I intend to add to this as time goes on. I cannot believe I have wasted so much time doing stupid things because someone wants me to or because I am supposed to. I have forgotten to enjoy all the traveling I do because the traveling has become nothing more than a brief punctuation in a long stretch of noise and activity. It is hard to be quiet and enjoy what’s in front of you when all you think of is what’s left to get done when you get back. Life is very short and can change on a dime. Enjoy what you have and do what you love because you might not have the tomorrow you expect.

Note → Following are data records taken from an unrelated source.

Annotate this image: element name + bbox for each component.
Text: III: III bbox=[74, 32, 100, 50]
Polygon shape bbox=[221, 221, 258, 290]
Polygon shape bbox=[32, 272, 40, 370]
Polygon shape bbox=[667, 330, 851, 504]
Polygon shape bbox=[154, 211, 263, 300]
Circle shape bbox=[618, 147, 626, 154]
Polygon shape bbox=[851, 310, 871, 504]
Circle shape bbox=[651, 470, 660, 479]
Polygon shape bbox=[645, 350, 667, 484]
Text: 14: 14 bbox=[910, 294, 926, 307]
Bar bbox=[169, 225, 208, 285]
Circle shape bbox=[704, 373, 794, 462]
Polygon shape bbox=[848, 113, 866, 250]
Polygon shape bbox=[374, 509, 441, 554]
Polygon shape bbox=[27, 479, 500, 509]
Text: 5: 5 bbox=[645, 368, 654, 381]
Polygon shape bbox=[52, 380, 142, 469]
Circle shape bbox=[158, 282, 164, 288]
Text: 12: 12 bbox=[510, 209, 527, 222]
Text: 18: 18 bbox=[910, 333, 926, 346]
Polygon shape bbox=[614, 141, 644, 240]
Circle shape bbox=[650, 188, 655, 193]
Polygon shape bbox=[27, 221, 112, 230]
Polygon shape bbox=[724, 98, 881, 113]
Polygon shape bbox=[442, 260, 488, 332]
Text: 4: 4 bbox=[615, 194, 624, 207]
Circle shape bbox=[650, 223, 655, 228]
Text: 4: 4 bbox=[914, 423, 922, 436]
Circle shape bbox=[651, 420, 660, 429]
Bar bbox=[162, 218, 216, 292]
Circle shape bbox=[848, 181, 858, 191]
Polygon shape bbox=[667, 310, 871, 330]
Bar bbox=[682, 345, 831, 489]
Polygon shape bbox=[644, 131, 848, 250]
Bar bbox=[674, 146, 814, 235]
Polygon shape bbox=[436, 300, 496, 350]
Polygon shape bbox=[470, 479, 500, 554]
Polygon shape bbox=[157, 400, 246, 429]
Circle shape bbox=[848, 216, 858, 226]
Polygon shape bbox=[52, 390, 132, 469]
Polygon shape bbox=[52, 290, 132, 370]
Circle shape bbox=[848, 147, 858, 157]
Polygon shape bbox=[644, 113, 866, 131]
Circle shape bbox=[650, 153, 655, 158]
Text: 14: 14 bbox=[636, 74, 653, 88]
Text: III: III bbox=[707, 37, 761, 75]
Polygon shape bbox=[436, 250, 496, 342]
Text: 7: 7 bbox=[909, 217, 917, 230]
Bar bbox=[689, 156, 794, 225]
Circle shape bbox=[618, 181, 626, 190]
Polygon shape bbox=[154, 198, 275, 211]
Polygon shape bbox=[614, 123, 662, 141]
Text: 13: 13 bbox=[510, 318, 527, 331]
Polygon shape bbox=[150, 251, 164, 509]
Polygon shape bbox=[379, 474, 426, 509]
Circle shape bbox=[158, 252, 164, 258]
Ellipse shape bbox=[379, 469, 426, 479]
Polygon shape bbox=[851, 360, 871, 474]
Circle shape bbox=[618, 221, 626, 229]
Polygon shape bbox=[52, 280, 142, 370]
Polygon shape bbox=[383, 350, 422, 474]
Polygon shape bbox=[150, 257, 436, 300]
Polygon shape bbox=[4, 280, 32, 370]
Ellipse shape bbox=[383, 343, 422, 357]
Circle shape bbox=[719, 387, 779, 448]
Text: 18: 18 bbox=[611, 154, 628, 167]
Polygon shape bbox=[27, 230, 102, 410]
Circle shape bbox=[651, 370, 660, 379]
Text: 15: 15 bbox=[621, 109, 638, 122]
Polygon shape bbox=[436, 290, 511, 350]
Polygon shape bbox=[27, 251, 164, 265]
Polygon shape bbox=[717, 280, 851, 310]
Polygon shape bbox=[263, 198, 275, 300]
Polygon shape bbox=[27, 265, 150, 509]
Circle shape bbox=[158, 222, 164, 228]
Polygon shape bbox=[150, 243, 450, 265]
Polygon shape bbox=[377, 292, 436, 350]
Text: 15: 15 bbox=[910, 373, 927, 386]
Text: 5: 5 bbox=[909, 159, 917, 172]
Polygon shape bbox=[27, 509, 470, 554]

Grand Teton. I should be there.

8 Responses to The summer of my discontent

  1. Cham says:

    You go girl!!!!! I cannot disagree with one word you wrote, and agree with most of your unbucket list. One thing I would add tho… stop being such a stranger and now that you have the time, return an email or pick up the phone to just chat once in a while… {{{hugs}}}

  2. Lori Keras says:

    I completely understand where you are coming from. I was a Senior Vice President at Citizen’s Bank and worked insane hours (generally 65-75 per week). I was on-call 24/7. Every time they bought another bank, I was expected to work weekends, overnight and on two occasions, had to cancel a planned family vacation. Tony worked the 3rd shift and my kids were 10 and 11. I had missed every major event in their life, but I earned well in excess of $100,000. I also had an ulcer, heart palpitations and psoriasis which was stress-induced. In 2001, I said fuck it! I retired from a twenty five year banking career. It was hard to adjust at first but we did eventually. We don’t have a lot of extra money but I don’t regret if for one second! It was the best decision I could have made. Do it Jean, before it’s too late. I am only 54 and I have friends that are battling Parkinson’s, breast cancer, pancreatic cancer and heart problems. I have lost several friends and former classmates to cancer over the last few years. Life is too short………you deserve to be happy!

  3. David says:

    I’ve seen and been inspired by how hard you work outside of … well, outside of work!! :) Whenever you get back from vacation the virtual dust cloud is visible all the way from this side of the Line as you start stirring things up on one or more of your pro bono projects. I can only imagine how intense things get when you are going to trial, not to mention you are running a small business which is pretty much never a forty hour a week commitment. Dump the unnecessary stuff and follow your heart!

  4. bschooled says:

    I’ve read this post a few times, and each time I feel like whatever I say is going to make me sound like even more of a slackass. Believe it or not, this summer I’ve accomplished much less than you have, and I haven’t had an illness to deal with. Not to mention that my unbucket list is twice as long. You’re right, life is short and it’s easy to get caught up in things that in the end don’t matter. I’m really glad you reminded me of this.

    ps. I’ll probably need another reminder in a few months, just so you know. k thx.